It's then that Mr. A passes out little lined cue cards that we're supposed to write our character's 'deep inner desire' on, and then hide. Despite the teacher repeatedly telling us that we're not supposed to tell or show anybody what we wrote, Bruno already bragged to me and Belle about how he wrote that Toby doesn't actually love Maria. I felt equal parts grossed out and embarrassed, and as a weird kind of revenge, write:
Toby: he wishes he could give Maria a better life.
I'm not quite sure what to do for Fabian; he wants to fit in, maybe? He certainly seems game with Toby and Maria's scheming without much convincing. Sure. I'll give him a whole backstory about how he was bullied as a child, I think, quickly scribbling it underneath. I slip it into my backpack, which dangles off my wheelchair handle, and then turn my attention back to Mr. A, who has taken centre 'stage' again.

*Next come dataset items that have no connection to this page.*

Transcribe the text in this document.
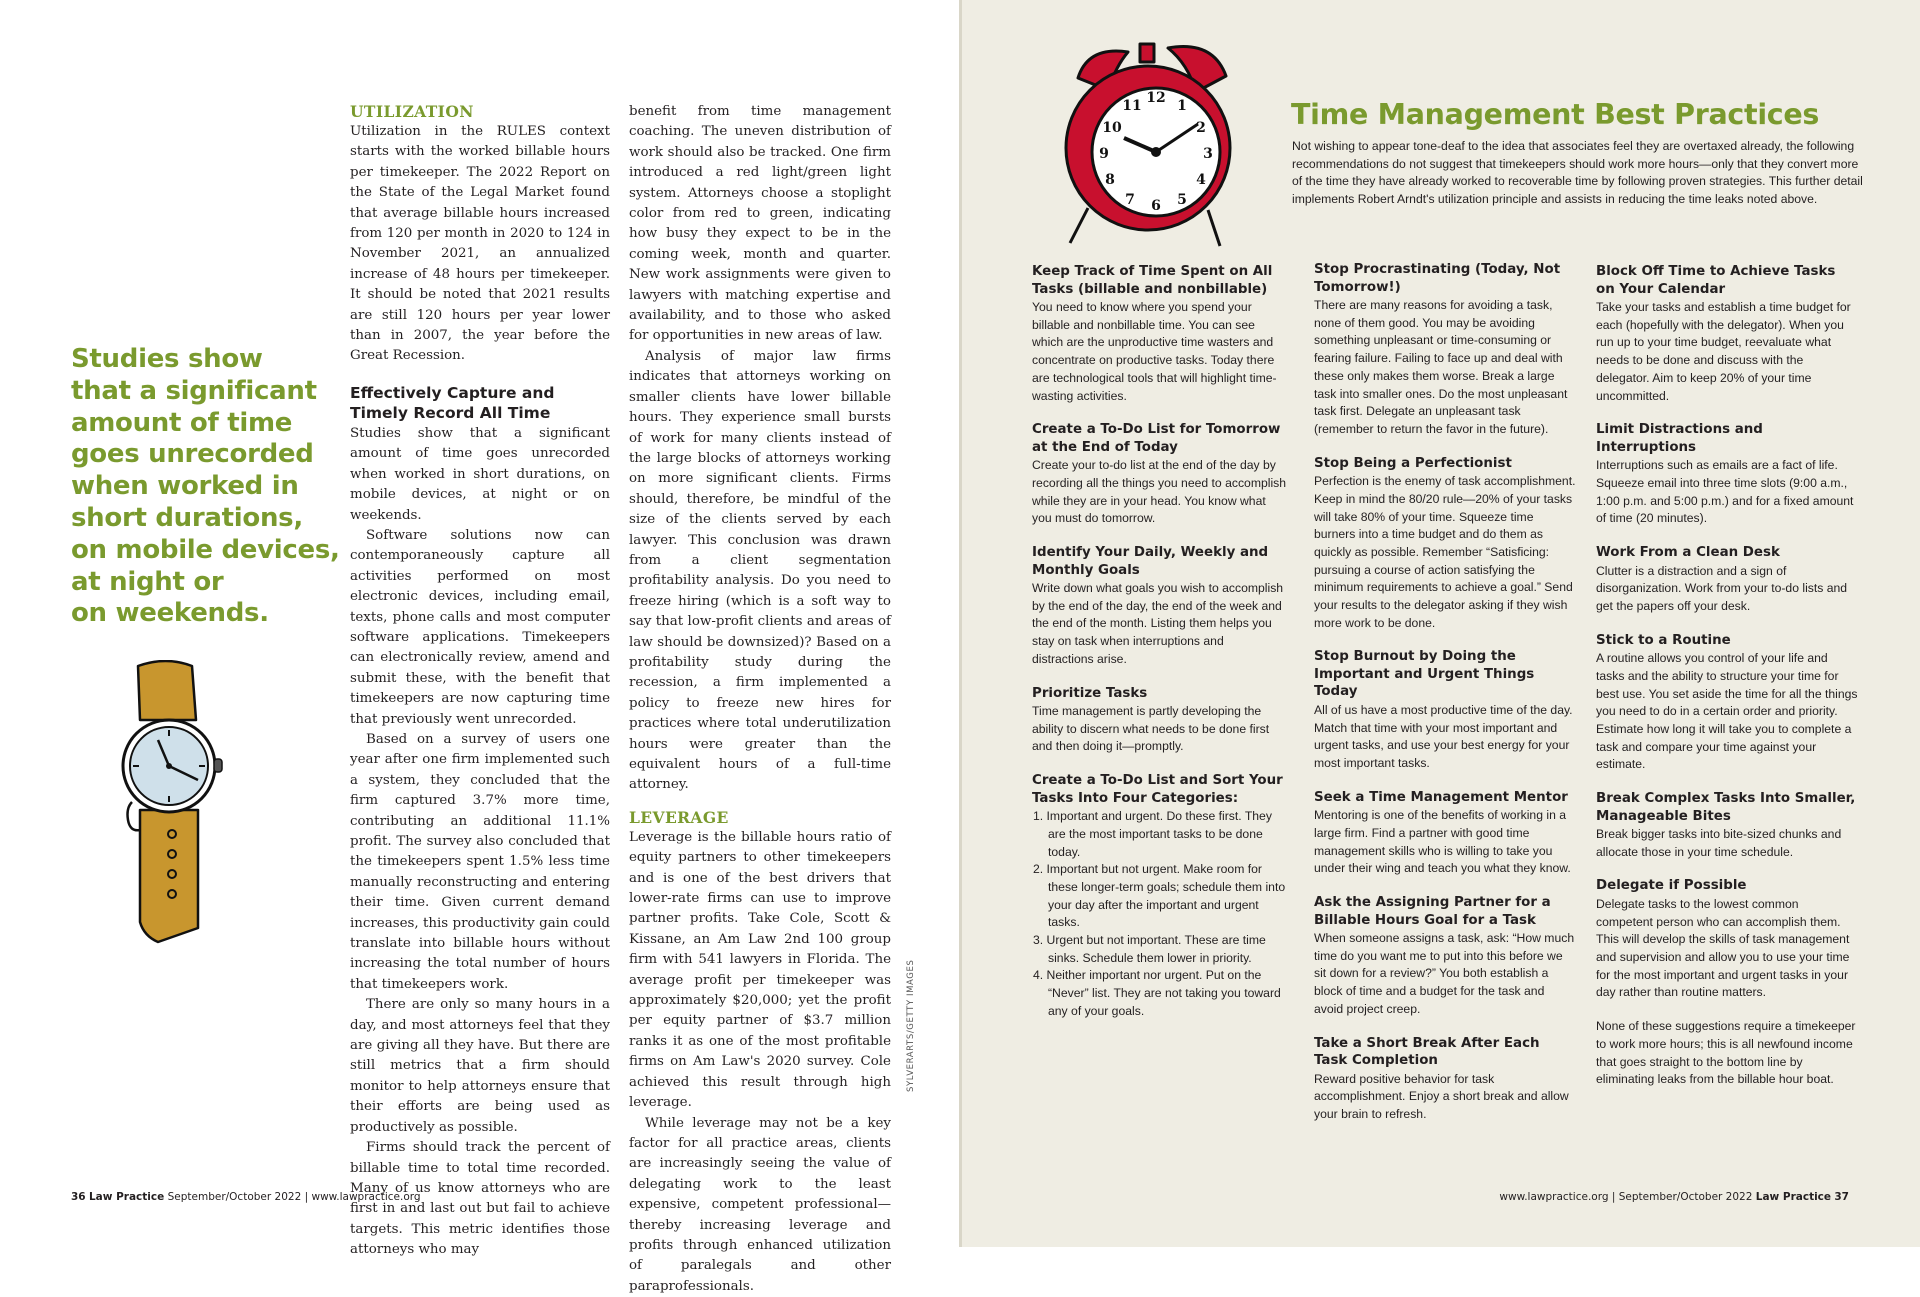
Studies show
that a significant
amount of time
goes unrecorded
when worked in
short durations,
on mobile devices,
at night or
on weekends.
UTILIZATION

Utilization in the RULES context starts with the worked billable hours per timekeeper. The 2022 Report on the State of the Legal Market found that average billable hours increased from 120 per month in 2020 to 124 in November 2021, an annualized increase of 48 hours per timekeeper. It should be noted that 2021 results are still 120 hours per year lower than in 2007, the year before the Great Recession.

Effectively Capture and Timely Record All Time

Studies show that a significant amount of time goes unrecorded when worked in short durations, on mobile devices, at night or on weekends.

Software solutions now can contemporaneously capture all activities performed on most electronic devices, including email, texts, phone calls and most computer software applications. Timekeepers can electronically review, amend and submit these, with the benefit that timekeepers are now capturing time that previously went unrecorded.

Based on a survey of users one year after one firm implemented such a system, they concluded that the firm captured 3.7% more time, contributing an additional 11.1% profit. The survey also concluded that the timekeepers spent 1.5% less time manually reconstructing and entering their time. Given current demand increases, this productivity gain could translate into billable hours without increasing the total number of hours that timekeepers work.

There are only so many hours in a day, and most attorneys feel that they are giving all they have. But there are still metrics that a firm should monitor to help attorneys ensure that their efforts are being used as productively as possible.

Firms should track the percent of billable time to total time recorded. Many of us know attorneys who are first in and last out but fail to achieve targets. This metric identifies those attorneys who may

benefit from time management coaching. The uneven distribution of work should also be tracked. One firm introduced a red light/green light system. Attorneys choose a stoplight color from red to green, indicating how busy they expect to be in the coming week, month and quarter. New work assignments were given to lawyers with matching expertise and availability, and to those who asked for opportunities in new areas of law.

Analysis of major law firms indicates that attorneys working on smaller clients have lower billable hours. They experience small bursts of work for many clients instead of the large blocks of attorneys working on more significant clients. Firms should, therefore, be mindful of the size of the clients served by each lawyer. This conclusion was drawn from a client segmentation profitability analysis. Do you need to freeze hiring (which is a soft way to say that low-profit clients and areas of law should be downsized)? Based on a profitability study during the recession, a firm implemented a policy to freeze new hires for practices where total underutilization hours were greater than the equivalent hours of a full-time attorney.

LEVERAGE

Leverage is the billable hours ratio of equity partners to other timekeepers and is one of the best drivers that lower-rate firms can use to improve partner profits. Take Cole, Scott & Kissane, an Am Law 2nd 100 group firm with 541 lawyers in Florida. The average profit per timekeeper was approximately $20,000; yet the profit per equity partner of $3.7 million ranks it as one of the most profitable firms on Am Law's 2020 survey. Cole achieved this result through high leverage.

While leverage may not be a key factor for all practice areas, clients are increasingly seeing the value of delegating work to the least expensive, competent professional—thereby increasing leverage and profits through enhanced utilization of paralegals and other paraprofessionals.

SYLVERARTS/GETTY IMAGES
36 Law Practice September/October 2022 | www.lawpractice.org
12
3
6
9
1
2
4
5
7
8
10
11	Time Management Best Practices
Not wishing to appear tone-deaf to the idea that associates feel they are overtaxed already, the following recommendations do not suggest that timekeepers should work more hours—only that they convert more of the time they have already worked to recoverable time by following proven strategies. This further detail implements Robert Arndt's utilization principle and assists in reducing the time leaks noted above.
Keep Track of Time Spent on All Tasks (billable and nonbillable)
You need to know where you spend your billable and nonbillable time. You can see which are the unproductive time wasters and concentrate on productive tasks. Today there are technological tools that will highlight time-wasting activities.
Create a To-Do List for Tomorrow at the End of Today
Create your to-do list at the end of the day by recording all the things you need to accomplish while they are in your head. You know what you must do tomorrow.
Identify Your Daily, Weekly and Monthly Goals
Write down what goals you wish to accomplish by the end of the day, the end of the week and the end of the month. Listing them helps you stay on task when interruptions and distractions arise.
Prioritize Tasks
Time management is partly developing the ability to discern what needs to be done first and then doing it—promptly.
Create a To-Do List and Sort Your Tasks Into Four Categories:
1. Important and urgent. Do these first. They are the most important tasks to be done today.
2. Important but not urgent. Make room for these longer-term goals; schedule them into your day after the important and urgent tasks.
3. Urgent but not important. These are time sinks. Schedule them lower in priority.
4. Neither important nor urgent. Put on the “Never” list. They are not taking you toward any of your goals.
Stop Procrastinating (Today, Not Tomorrow!)
There are many reasons for avoiding a task, none of them good. You may be avoiding something unpleasant or time-consuming or fearing failure. Failing to face up and deal with these only makes them worse. Break a large task into smaller ones. Do the most unpleasant task first. Delegate an unpleasant task (remember to return the favor in the future).
Stop Being a Perfectionist
Perfection is the enemy of task accomplishment. Keep in mind the 80/20 rule—20% of your tasks will take 80% of your time. Squeeze time burners into a time budget and do them as quickly as possible. Remember “Satisficing: pursuing a course of action satisfying the minimum requirements to achieve a goal.” Send your results to the delegator asking if they wish more work to be done.
Stop Burnout by Doing the Important and Urgent Things Today
All of us have a most productive time of the day. Match that time with your most important and urgent tasks, and use your best energy for your most important tasks.
Seek a Time Management Mentor
Mentoring is one of the benefits of working in a large firm. Find a partner with good time management skills who is willing to take you under their wing and teach you what they know.
Ask the Assigning Partner for a Billable Hours Goal for a Task
When someone assigns a task, ask: “How much time do you want me to put into this before we sit down for a review?” You both establish a block of time and a budget for the task and avoid project creep.
Take a Short Break After Each Task Completion
Reward positive behavior for task accomplishment. Enjoy a short break and allow your brain to refresh.
Block Off Time to Achieve Tasks on Your Calendar
Take your tasks and establish a time budget for each (hopefully with the delegator). When you run up to your time budget, reevaluate what needs to be done and discuss with the delegator. Aim to keep 20% of your time uncommitted.
Limit Distractions and Interruptions
Interruptions such as emails are a fact of life. Squeeze email into three time slots (9:00 a.m., 1:00 p.m. and 5:00 p.m.) and for a fixed amount of time (20 minutes).
Work From a Clean Desk
Clutter is a distraction and a sign of disorganization. Work from your to-do lists and get the papers off your desk.
Stick to a Routine
A routine allows you control of your life and tasks and the ability to structure your time for best use. You set aside the time for all the things you need to do in a certain order and priority. Estimate how long it will take you to complete a task and compare your time against your estimate.
Break Complex Tasks Into Smaller, Manageable Bites
Break bigger tasks into bite-sized chunks and allocate those in your time schedule.
Delegate if Possible
Delegate tasks to the lowest common competent person who can accomplish them. This will develop the skills of task management and supervision and allow you to use your time for the most important and urgent tasks in your day rather than routine matters.
None of these suggestions require a timekeeper to work more hours; this is all newfound income that goes straight to the bottom line by eliminating leaks from the billable hour boat.
www.lawpractice.org | September/October 2022 Law Practice 37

"Alright, everyone, are you guys done writing them? Remember, hide 'em well. We've got a special guest today; Ms. Cary, our music director, is gonna be taking you guys through some warm-ups, and then you'll be learning the songs in the text."
Here we go, I think. Everyone gets up with varying levels of enthusiasm; Freddy and Izzie practically prance over to the piano that Ms. Cary is wheeling in, while Julio's older brother Leandro looks shy for the first time that I've ever seen, and Daphne is dragging Ivy over by her sister's straightened, silver-dyed hair. Julio and I walk and wheel over, taking positions by the outer part of the horse-shoe we've formed. Other than occasionally rapping along under my breath to the music Belle blasts at all hours of the day, I haven't sung since the auditions a week or two ago.
"We'll start with a warm-up," Ms. Cary says crisply. "Then we'll learn one of the songs from the play. Alright, follow my lead."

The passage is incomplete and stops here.